Ex-Countrywide Employee Charged With Selling Customer Data
Former mortgage group analyst grabbed personal information and saved it on USB flash drives
The FBI has busted a former Countrywide Home Loan worker who is suspected of downloading the personal data of some 20,000 customers a week over a period of two years and selling it to third parties.
Rene Rebollo Jr., 36, a former senior financial analyst with Countrywide Home Loan’s subprime mortgage division, who allegedly stored the data on USB flash drives, and Wahid Siddiqi, who allegedy purchased the data from Rebollo, were both arrested on Friday on charges related to the sale of the identities of Countrywide customers.
The FBI and investigators with Countrywide Finanical said in a criminal complaint that Rebollo, who was terminated from the company last month, had access to a Countrywide database with sensitive customer information.
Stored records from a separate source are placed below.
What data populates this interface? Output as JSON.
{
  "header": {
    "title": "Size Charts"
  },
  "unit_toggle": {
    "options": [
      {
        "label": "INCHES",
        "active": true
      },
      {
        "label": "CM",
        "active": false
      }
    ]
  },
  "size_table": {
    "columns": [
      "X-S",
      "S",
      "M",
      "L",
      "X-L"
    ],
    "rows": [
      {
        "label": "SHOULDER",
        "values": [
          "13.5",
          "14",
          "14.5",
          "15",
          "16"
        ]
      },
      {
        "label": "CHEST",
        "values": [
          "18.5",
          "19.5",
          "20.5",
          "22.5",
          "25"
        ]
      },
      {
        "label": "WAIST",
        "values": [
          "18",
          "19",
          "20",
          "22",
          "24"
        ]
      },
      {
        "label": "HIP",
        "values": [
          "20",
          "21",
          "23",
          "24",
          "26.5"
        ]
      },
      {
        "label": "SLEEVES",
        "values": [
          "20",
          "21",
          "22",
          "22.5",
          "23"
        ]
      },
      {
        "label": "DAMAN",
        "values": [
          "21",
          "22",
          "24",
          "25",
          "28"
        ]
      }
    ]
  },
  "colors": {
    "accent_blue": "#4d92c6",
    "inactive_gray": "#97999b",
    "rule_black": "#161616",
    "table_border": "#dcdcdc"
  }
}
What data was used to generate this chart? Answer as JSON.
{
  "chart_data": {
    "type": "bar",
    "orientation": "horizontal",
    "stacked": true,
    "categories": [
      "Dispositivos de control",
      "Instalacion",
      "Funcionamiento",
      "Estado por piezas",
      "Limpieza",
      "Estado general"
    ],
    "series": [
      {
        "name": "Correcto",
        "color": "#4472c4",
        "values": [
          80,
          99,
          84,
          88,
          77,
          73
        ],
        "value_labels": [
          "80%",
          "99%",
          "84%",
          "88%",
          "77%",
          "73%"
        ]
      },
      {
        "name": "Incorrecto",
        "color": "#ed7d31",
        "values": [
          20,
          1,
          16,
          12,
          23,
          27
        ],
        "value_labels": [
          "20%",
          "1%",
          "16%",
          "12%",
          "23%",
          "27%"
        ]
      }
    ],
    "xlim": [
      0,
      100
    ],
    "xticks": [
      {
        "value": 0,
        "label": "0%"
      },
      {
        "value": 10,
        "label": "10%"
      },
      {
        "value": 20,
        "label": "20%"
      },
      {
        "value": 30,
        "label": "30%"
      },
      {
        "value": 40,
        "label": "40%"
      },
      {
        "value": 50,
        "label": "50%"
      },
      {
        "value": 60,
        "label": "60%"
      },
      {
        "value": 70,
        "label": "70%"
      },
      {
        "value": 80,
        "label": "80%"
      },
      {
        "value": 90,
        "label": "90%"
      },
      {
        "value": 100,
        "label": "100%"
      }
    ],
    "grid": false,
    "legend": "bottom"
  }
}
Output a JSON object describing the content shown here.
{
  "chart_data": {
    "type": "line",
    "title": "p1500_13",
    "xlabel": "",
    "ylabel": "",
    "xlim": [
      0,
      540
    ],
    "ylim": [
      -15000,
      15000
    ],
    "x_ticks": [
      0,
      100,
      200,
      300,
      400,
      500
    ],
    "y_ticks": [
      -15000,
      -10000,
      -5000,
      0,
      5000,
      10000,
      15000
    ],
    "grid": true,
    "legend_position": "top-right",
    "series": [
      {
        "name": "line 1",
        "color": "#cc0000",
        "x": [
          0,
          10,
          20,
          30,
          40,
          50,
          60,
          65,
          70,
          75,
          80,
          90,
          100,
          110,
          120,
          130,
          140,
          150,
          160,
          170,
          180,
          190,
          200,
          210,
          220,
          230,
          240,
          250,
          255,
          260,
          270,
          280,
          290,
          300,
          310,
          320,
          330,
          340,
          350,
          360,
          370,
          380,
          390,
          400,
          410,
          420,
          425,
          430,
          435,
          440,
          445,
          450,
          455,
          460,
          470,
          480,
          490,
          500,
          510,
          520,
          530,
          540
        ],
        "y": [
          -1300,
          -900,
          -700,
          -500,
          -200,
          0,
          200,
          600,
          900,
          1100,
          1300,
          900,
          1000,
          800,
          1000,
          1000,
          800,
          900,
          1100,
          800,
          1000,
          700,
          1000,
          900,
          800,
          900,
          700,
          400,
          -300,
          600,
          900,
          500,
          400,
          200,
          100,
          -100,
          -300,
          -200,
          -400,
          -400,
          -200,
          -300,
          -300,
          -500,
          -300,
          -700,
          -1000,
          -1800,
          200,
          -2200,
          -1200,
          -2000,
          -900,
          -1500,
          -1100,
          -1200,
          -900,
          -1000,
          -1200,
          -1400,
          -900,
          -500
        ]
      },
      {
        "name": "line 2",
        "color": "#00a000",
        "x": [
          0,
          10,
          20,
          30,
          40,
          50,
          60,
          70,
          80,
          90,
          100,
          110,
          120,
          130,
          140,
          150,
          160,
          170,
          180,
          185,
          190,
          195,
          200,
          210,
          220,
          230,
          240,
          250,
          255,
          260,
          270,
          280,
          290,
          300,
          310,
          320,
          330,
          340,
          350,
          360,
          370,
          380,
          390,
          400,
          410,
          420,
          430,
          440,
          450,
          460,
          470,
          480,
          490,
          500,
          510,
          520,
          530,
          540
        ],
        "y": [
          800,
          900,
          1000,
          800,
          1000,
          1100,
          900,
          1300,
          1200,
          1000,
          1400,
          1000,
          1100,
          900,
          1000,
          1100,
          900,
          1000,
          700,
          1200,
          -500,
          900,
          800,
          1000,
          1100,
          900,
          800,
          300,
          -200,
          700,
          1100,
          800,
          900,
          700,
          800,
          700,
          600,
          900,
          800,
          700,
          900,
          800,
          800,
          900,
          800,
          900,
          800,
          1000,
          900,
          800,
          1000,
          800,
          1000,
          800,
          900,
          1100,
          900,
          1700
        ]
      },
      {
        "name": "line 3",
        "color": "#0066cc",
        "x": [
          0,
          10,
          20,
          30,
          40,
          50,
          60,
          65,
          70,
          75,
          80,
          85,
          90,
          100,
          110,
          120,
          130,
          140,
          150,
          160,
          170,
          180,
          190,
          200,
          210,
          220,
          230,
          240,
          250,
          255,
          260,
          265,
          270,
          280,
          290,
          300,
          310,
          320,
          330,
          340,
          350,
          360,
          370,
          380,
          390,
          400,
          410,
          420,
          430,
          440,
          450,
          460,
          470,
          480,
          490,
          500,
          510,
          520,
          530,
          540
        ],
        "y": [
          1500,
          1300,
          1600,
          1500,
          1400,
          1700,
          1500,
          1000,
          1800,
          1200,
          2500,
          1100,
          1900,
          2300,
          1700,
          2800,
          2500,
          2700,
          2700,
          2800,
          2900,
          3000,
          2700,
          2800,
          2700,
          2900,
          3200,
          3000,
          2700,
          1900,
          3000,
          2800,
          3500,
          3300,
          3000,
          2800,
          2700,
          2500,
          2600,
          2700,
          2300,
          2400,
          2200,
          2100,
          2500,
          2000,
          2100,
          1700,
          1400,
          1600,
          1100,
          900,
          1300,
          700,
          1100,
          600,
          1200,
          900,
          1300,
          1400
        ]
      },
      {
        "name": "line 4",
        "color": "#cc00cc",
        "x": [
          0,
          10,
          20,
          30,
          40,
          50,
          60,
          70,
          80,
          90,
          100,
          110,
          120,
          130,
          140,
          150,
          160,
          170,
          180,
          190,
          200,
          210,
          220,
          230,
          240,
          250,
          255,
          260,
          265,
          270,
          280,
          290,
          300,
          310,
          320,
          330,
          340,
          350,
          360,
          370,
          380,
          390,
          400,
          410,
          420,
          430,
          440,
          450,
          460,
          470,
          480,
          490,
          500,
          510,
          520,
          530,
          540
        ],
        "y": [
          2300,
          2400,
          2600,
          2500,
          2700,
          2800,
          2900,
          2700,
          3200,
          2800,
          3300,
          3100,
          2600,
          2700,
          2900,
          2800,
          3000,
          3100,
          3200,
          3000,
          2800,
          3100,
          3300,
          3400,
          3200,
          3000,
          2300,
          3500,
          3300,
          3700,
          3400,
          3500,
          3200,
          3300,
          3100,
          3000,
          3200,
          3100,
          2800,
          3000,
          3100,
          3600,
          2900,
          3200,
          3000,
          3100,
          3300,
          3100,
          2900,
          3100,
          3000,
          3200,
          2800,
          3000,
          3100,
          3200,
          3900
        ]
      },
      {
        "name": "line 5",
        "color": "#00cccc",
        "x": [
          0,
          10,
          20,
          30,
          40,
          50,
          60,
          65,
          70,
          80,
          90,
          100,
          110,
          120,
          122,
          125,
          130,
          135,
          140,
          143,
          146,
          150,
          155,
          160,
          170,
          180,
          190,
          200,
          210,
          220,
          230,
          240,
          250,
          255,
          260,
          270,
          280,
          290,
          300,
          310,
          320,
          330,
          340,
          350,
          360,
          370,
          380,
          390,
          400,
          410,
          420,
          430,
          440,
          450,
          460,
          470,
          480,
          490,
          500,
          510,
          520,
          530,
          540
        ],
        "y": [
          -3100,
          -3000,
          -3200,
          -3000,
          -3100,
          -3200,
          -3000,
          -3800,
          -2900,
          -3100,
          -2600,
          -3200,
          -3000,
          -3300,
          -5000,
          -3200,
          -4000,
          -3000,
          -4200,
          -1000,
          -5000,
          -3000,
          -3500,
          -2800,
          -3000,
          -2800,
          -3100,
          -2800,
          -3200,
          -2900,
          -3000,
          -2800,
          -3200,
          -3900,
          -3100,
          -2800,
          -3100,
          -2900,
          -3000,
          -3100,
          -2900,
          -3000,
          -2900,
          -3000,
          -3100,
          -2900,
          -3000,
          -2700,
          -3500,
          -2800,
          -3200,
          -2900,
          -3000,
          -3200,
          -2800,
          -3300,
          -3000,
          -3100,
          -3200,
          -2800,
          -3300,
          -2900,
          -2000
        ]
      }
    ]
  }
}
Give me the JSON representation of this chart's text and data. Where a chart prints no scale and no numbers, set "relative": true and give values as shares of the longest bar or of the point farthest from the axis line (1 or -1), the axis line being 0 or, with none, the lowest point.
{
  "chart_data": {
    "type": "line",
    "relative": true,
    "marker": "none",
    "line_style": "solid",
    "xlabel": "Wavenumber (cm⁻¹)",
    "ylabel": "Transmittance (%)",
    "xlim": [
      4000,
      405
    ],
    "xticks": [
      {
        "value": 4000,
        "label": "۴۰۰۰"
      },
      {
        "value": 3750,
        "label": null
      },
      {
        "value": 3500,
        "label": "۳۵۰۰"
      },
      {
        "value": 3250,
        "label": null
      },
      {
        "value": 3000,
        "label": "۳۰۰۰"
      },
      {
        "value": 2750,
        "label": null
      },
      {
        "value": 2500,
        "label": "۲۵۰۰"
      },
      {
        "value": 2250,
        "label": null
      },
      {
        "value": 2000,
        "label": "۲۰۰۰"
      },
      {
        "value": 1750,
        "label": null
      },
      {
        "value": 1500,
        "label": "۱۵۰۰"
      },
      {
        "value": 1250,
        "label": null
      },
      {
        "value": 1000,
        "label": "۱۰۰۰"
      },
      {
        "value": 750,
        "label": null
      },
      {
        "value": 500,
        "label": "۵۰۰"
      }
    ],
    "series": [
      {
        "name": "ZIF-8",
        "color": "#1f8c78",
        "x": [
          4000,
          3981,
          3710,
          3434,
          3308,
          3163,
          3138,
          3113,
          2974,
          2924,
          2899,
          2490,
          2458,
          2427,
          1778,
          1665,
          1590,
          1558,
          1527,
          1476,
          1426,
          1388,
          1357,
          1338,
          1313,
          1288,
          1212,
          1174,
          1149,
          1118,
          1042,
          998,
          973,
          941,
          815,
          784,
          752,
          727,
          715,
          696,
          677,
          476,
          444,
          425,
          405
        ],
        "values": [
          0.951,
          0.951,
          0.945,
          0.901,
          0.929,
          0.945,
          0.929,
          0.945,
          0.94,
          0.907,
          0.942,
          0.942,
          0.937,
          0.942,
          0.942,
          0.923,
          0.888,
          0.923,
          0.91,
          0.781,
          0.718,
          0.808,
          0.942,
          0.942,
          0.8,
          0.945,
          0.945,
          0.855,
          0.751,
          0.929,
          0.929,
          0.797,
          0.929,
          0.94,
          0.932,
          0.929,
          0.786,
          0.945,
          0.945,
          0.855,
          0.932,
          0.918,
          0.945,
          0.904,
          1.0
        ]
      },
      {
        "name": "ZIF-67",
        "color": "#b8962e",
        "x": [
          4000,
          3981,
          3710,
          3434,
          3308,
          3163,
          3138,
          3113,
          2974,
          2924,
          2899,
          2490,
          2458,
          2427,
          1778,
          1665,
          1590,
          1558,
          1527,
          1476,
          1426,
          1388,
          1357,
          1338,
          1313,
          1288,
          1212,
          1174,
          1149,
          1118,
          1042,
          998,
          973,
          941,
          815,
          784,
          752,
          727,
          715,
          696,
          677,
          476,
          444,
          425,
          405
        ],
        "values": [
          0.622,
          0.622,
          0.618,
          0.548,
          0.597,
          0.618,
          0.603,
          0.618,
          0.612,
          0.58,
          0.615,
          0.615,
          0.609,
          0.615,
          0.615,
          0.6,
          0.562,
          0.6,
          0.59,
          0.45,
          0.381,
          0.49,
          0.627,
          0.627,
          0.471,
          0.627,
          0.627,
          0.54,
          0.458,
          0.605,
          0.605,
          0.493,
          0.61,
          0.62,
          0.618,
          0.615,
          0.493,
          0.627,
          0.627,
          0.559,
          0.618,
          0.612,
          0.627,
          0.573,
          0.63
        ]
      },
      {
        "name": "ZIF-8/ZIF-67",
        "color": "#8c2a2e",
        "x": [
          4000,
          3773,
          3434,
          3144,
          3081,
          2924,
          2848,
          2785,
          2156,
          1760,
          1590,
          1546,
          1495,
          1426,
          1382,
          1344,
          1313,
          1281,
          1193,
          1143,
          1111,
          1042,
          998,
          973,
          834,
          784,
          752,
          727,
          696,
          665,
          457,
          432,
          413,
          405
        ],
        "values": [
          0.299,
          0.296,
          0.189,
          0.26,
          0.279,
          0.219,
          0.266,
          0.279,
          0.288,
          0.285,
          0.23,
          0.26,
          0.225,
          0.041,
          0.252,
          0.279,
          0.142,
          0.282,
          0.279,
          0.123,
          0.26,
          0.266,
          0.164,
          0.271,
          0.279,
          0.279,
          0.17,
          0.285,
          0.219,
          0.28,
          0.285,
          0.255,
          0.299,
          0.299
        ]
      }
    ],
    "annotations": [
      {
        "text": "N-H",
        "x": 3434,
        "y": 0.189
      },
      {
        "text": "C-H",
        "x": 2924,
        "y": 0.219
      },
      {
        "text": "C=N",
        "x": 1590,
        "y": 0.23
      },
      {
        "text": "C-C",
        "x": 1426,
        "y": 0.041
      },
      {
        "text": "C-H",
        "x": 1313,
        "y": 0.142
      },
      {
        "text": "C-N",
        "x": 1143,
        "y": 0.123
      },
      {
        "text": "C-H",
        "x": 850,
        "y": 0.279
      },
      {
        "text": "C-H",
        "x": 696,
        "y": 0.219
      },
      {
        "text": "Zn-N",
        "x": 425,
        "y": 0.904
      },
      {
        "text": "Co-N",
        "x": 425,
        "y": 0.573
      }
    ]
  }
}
Rebollo told FBI agents that he had been selling the data outside the firm for two years and made about $70,000, according to the complaint.
Rebollo told the FBI that he got requests from other people to grab specific types of data from the Countrywide database. Siddiqi, 25, meanwhile, was caught in an FBI sting after ordering personal data for cash.
According to the FBI, Rebollo is charged with exceeding authorized access to the computer of a financial institution, which carries a maximum sentence of five years in prison. Siddiqi is charged with fraud and other illegal activity with access devices, and could face 15 years in prison.
According to a published report, the data may have been sold to companies that wanted to offer their own loans to the Countrywide victims. Up to 2 million Countrywide customer names were "run and sold," according to the report.
Phil Neray, vice president at Guardium, says Countrywide’s breach was caused in part by a lack of proper internal controls. "The lack of internal IT controls is perhaps indicative of a corporate culture that was less focused on internal controls than other objectives," Neray says.